In your role as priest, how do you block out the “noise” of the world and stay focused on your vocation and ministry? How can lay people accomplish this as well?
The world is clearly getting “noisier.” With satellite radios, cable televisions with thousands of channels, computers with billions of available websites, tablets and smartphones keeping us connected with all the latest in social media, we’re dealing no longer with background noise but foreground noise. I’m really grateful for these improvements and inventions, but at the same time, like with any good thing, we have to make sure that we control them rather than having them control us.
One of the most important ways I block out this cacophony is by starting the day with prayer. Fr. Richard John Neuhaus, whom I had the privilege to meet and befriend during my time in Seminary, once gave me a very valuable piece of advice he learned over the course of his life and put into practice. It was to pray before you read the daily newspaper. Not only ought God to come first, he said, but if one is really going to be able to discern God’s voice throughout the day, one needs to begin quietly with God in the morning. If someone tries to pray after turning on the radio, or the television or scanning the newspaper — in short, if someone tries to pray after entering into the noise of the world — it’s so much harder to come back to God.
That’s a piece of advice that, thanks be to God, for the most part I’ve been able to keep. But I’ve violated it enough over the course of 15 years as a priest that I have discovered Fr. Neuhaus’ wisdom in the breach. If I don’t pray first thing in the morning, but rather check my email or FaceBook accounts or the main news websites, often I get sucked in and it’s much harder to leave, even after I’ve turned off the device and headed to the chapel.
That’s the first thing I’d say.
The second way to block out the noise is to try to keep the presence of God throughout the day. I try to do this with aspirations, small little prayers, throughout the day, like “Stay with me, Lord!” or “Help me, Jesus!” I’ll also try to pray my work by offering it up, hour by hour, or task by task, for particular parishioners or others who have requested my prayers. This helps me not to lose my hearing for God’s voice even while I happen to be in the midst of the noise on the computer or my iPad or iPhone. The Liturgy of the Hours that a priest prays five times a day is also a great help to stay focused on who I am and what God is asking.
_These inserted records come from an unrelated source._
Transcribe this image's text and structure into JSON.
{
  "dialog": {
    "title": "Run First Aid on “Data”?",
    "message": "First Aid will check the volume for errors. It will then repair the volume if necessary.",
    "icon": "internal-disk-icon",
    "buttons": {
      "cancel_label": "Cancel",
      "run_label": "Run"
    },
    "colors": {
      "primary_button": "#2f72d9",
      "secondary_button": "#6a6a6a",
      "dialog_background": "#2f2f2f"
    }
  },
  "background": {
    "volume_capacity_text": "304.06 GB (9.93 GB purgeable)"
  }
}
Third, I try to have a sense of discipline with regard to many of the possible distractions. When I’m working, I’ll close the email program so that I’m not hearing the beep of new messages. I’ll ignore texts or send many phone calls to voice mail. Then, when it’s time for a break, I’ll spend 15 minutes or so responding quickly to emails, or to texts, or returning a phone call. In general, I’ll go on to news sites to check the news only in given blocks of time to prevent me from dissipating hours reading articles that aren’t really useful but just satisfying one curiosity or another. But I’ll work within some fixed limits to prevent myself from being lost in the almost limitless expanse of cyberspace.
I think that these principles and habits translate pretty well for lay people. The one thing I’d add is that in order for lay people to block out the noise of the world, they have to have to cultivate a sense of silence so that they recognize noise for what it is. Sometimes people are so immersed in the noise of the world that they can’t abide a few minutes of silence or waiting without checking their email, their Facebook and Twitter Accounts, surfing the web on their smart phones, or listening to mp3s. When that happens and people are surrounded by noise as the normal state of their life, then their spiritual eardrums can be shattered to perceiving God’s gentle whisper. So I think as the noise increases, the need for silence likewise increases and lay men and women, boys and girls who want to avoid becoming totally dominated by the noise, must truly prioritize times not only of quiet prayer but also of regular escapes from their devices.